I am looking for a way to extract URLs from text using RegEx. There are plenty of questions and very good answers here on SF but i did not find a RegEx solution that is capable of extracting URLs whith custom schemes as well.
Here are a few examples where i need the URLs extracted from:
Text: Send me a message on whatsapp whatsapp://send?text=Hello+World. I will get in touch!
-> Should extract whatsapp://send?text=Hello+World
Text: Some text google.com
-> Should extract google.com
Text: There are many nice people on https://www.stackoverflow.com
-> Should extract https://www.stackoverflow.com
Text: You can send visit my Facebook profile on fb://myhappyprofile.
-> Should extract fb://myhappyprofile
Text: https://www.google.com
-> Should extract https://www.google.com
The solutions i found so far explicitly extracted URLs starting with http:// https:// or ://. In those solutions, the protocols had to be specified within the expression.
The expression i got the most results from is the following expression:
(http|ftp|https|whatsapp|fb):\/\/([\w_-]+(?:(?:\.[\w_-]+)?))([\w.,@?^=%&:/~+#-]*[\w@?^=%&/~+#-])?
Here i am listing the URL schemes ("deep links") to apps like WhatsApp and Facebook.
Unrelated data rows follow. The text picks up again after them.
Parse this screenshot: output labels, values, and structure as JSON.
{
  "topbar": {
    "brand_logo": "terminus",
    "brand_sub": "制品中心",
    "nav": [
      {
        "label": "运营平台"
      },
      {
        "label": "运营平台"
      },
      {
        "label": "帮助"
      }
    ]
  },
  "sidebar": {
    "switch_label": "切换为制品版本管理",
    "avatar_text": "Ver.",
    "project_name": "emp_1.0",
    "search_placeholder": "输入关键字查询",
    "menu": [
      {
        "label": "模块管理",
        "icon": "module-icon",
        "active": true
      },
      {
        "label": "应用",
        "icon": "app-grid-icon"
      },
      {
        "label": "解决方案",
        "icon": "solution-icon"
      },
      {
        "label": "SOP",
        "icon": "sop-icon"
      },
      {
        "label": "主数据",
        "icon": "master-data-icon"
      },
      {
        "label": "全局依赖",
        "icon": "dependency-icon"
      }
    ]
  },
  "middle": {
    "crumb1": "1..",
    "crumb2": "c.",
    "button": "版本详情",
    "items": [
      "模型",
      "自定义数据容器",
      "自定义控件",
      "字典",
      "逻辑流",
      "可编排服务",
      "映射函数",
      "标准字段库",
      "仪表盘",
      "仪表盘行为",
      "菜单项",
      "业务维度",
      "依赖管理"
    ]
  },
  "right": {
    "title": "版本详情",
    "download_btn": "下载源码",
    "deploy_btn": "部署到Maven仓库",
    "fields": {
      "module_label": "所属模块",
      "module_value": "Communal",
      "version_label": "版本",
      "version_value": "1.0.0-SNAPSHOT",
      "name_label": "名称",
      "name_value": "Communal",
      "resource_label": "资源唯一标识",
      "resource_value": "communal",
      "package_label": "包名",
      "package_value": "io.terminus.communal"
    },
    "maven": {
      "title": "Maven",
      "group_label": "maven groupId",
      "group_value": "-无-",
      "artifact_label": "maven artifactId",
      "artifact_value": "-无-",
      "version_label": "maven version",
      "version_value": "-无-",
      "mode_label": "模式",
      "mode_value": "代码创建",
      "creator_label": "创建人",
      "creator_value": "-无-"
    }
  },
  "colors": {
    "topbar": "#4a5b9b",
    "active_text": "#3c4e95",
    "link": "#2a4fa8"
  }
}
Unfortunately, that does not scale very well.
Any help on this would be very appreciated!
If I'm reading this correctly, what you are wanting is to have a generic way to detect the protocol being used for the URL so you don't need to maintain a list of 100 different ones?
If so, then replacing your protocol list with a standard character capture should do the job.
Assuming that:
That would mean that the following should do the job
([a-zA-Z]{2,20}):\/\/([\w_-]+(?:(?:\.[\w_-]+)?))([\w.,@?^=%&:/~+#-]*[\w@?^=%&/~+#-])?